I feel pretty sure that as the readings were read and as you hear these words of mine, some of us were squirming in our seats or even at this pulpit. Forgiveness can be easy. It can also be very difficult, very hard.
As Christians, we often pray as Jesus taught us: "forgive us our trespasses AS we forgive those who trespass against us." I wonder if God the Father takes us literally, at our word? Forgive us AS we forgive others? I wonder how much forgiving would go on if God took us at our word?
Those who study such things report that the word "forgive" appears 42 times in the Old Testament and 33 times in the New Testament. Although we can add up a precise word count, the idea or concept of forgiving and forgiveness --- its meaning, its purpose, its consequences --- is much more frequently used. Something to think about as we seek to know what God is saying to us today, right now here at St. Robert Bellarmine parish on this, his feast day.
St. Robert Bellarmine was a scholar, a lawyer, a Jesuit, a Bishop, a Doctor of the Church. He was not content simply to take things at face value. He sought the deeper, more profound meaning of things. Let's follow his example and ask ourselves what is forgiveness.

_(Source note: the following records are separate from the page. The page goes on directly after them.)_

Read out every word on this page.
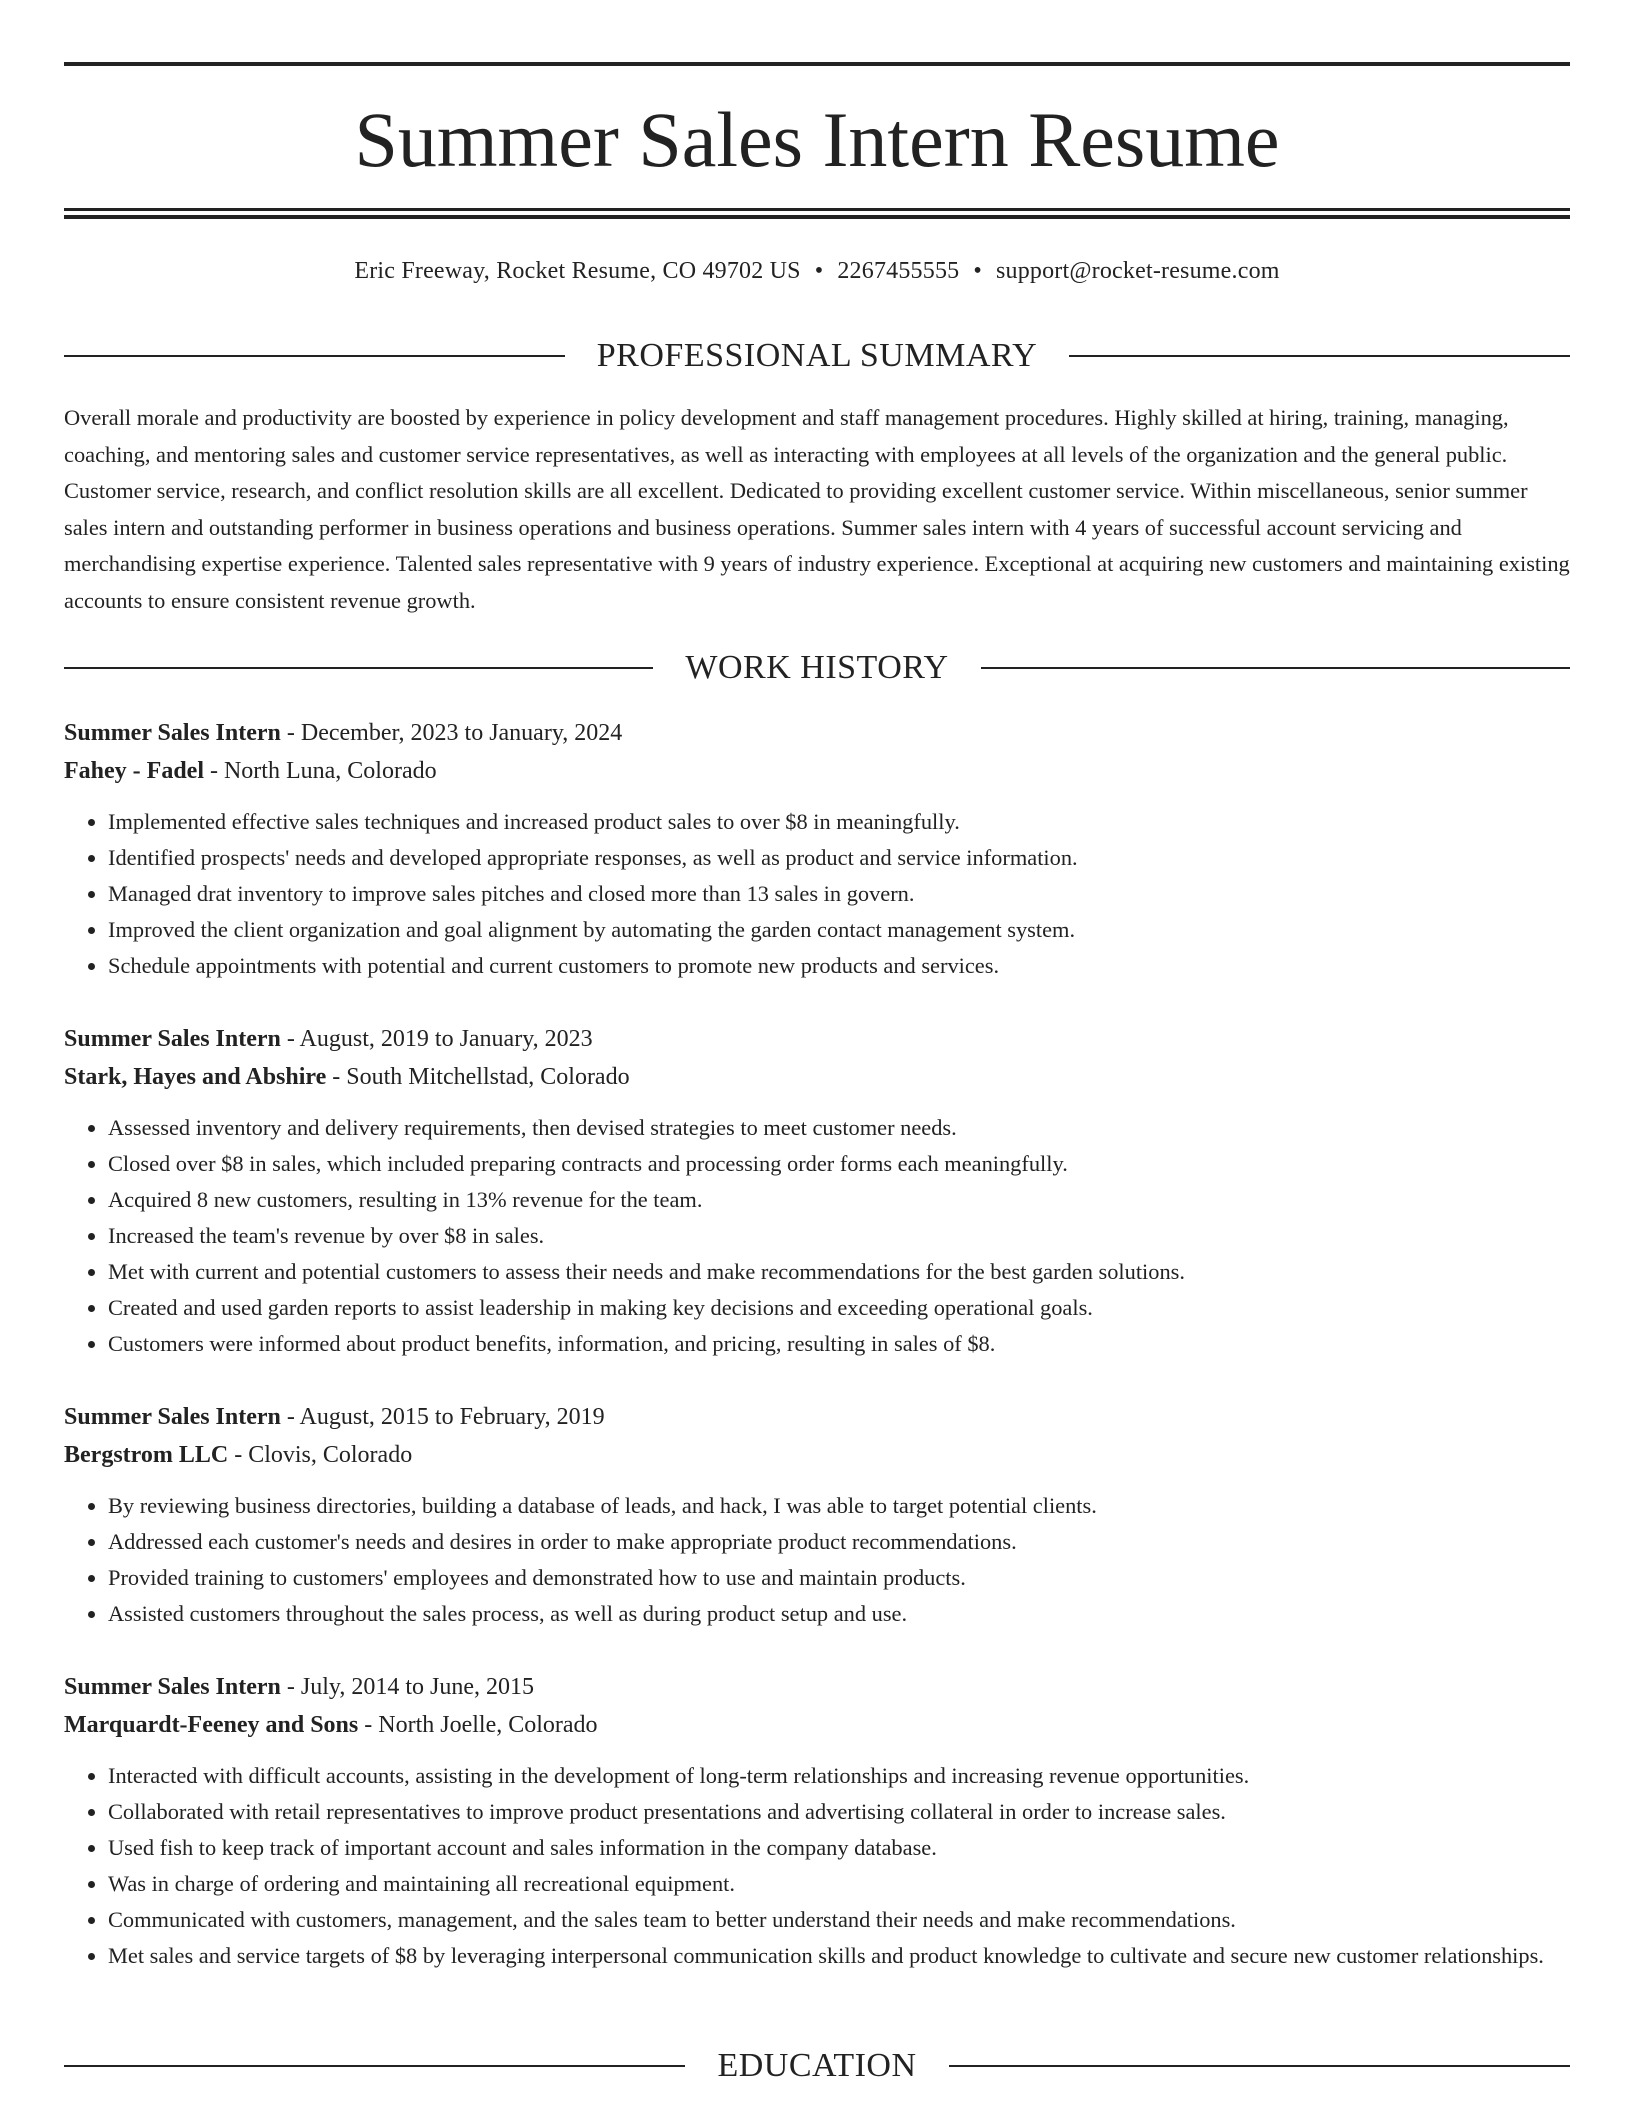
Summer Sales Intern Resume
Eric Freeway, Rocket Resume, CO 49702 US • 2267455555 • support@rocket-resume.com
PROFESSIONAL SUMMARY

Overall morale and productivity are boosted by experience in policy development and staff management procedures. Highly skilled at hiring, training, managing, coaching, and mentoring sales and customer service representatives, as well as interacting with employees at all levels of the organization and the general public. Customer service, research, and conflict resolution skills are all excellent. Dedicated to providing excellent customer service. Within miscellaneous, senior summer sales intern and outstanding performer in business operations and business operations. Summer sales intern with 4 years of successful account servicing and merchandising expertise experience. Talented sales representative with 9 years of industry experience. Exceptional at acquiring new customers and maintaining existing accounts to ensure consistent revenue growth.

WORK HISTORY
Summer Sales Intern - December, 2023 to January, 2024
Fahey - Fadel - North Luna, Colorado
• Implemented effective sales techniques and increased product sales to over $8 in meaningfully.
• Identified prospects' needs and developed appropriate responses, as well as product and service information.
• Managed drat inventory to improve sales pitches and closed more than 13 sales in govern.
• Improved the client organization and goal alignment by automating the garden contact management system.
• Schedule appointments with potential and current customers to promote new products and services.
Summer Sales Intern - August, 2019 to January, 2023
Stark, Hayes and Abshire - South Mitchellstad, Colorado
• Assessed inventory and delivery requirements, then devised strategies to meet customer needs.
• Closed over $8 in sales, which included preparing contracts and processing order forms each meaningfully.
• Acquired 8 new customers, resulting in 13% revenue for the team.
• Increased the team's revenue by over $8 in sales.
• Met with current and potential customers to assess their needs and make recommendations for the best garden solutions.
• Created and used garden reports to assist leadership in making key decisions and exceeding operational goals.
• Customers were informed about product benefits, information, and pricing, resulting in sales of $8.
Summer Sales Intern - August, 2015 to February, 2019
Bergstrom LLC - Clovis, Colorado
• By reviewing business directories, building a database of leads, and hack, I was able to target potential clients.
• Addressed each customer's needs and desires in order to make appropriate product recommendations.
• Provided training to customers' employees and demonstrated how to use and maintain products.
• Assisted customers throughout the sales process, as well as during product setup and use.
Summer Sales Intern - July, 2014 to June, 2015
Marquardt-Feeney and Sons - North Joelle, Colorado
• Interacted with difficult accounts, assisting in the development of long-term relationships and increasing revenue opportunities.
• Collaborated with retail representatives to improve product presentations and advertising collateral in order to increase sales.
• Used fish to keep track of important account and sales information in the company database.
• Was in charge of ordering and maintaining all recreational equipment.
• Communicated with customers, management, and the sales team to better understand their needs and make recommendations.
• Met sales and service targets of $8 by leveraging interpersonal communication skills and product knowledge to cultivate and secure new customer relationships.
EDUCATION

Not too hard, really. Forgiveness first involves something to forgive, some wrongdoing: an offence, an insult, something that caused hurt or real pain; a sin against God or one another; something one has done or has failed failed to do, in thought or word or deed, through one's fault, through one's fault, through one's grievous fault. We all know when it's done to us, maybe less so when we do it to others. There it is. First point. Second point: now what are we, you, going to do about it?
Our first reading talks about people who hold on to wrong doing, anger or hate, vengeance or corruption. People hold on to the worst part of themselves, their darkness, like it is a treasure, made of gold. And where does that get them? Does it make life better, more satisfying, peaceful? We know the answer. My father or mother, brother or sister; my husband or wife or my children; my neighbor or friend or boss or coworker; my bishop or my priest. Does holding the hurt ever work, ever improve our life, ever feel good, ever bring peace of mind or heart? I don't think so.
As we forgive those who trespass against us ... 70 times 7 times! Forgiveness is the mercy that lets go, that moves on, that reconciles, that makes things right AGAIN, that brings peace ... even when there is no apology. Failing to forgive hurts us more than the one we fail to forgive.
When Jesus looked down from the cross at those who beat him, crucified him, left him to die, whom did he see? He saw those who stood there as well as those who betrayed him, who denied him, who ran away. And he saw you and me. "Father forgive them," he prayed, "For they do not know what they have done." Maybe it's time to make that prayer our own.
Forgiveness does not excuse what others do wrong. Forgiveness prevents it from destroying your heart. To heal a wound, you have to stop touching it. Forgiveness does not change the past ... it changes the future. Jesus taught us that we are worthy of God’s forgiveness. Jesus showed us that so are those who hurt us.
Forgive us our trespasses AS we forgive those who trespass against us. "To be a Christian means to forgive the inexcusable (in others) because God has forgiven the inexcusable in you (C.S. Lewis, 'On Forgiveness' in 'The Weight of Glory and Other Addresses,' New York: Harper Collins, 1949, p. 182)."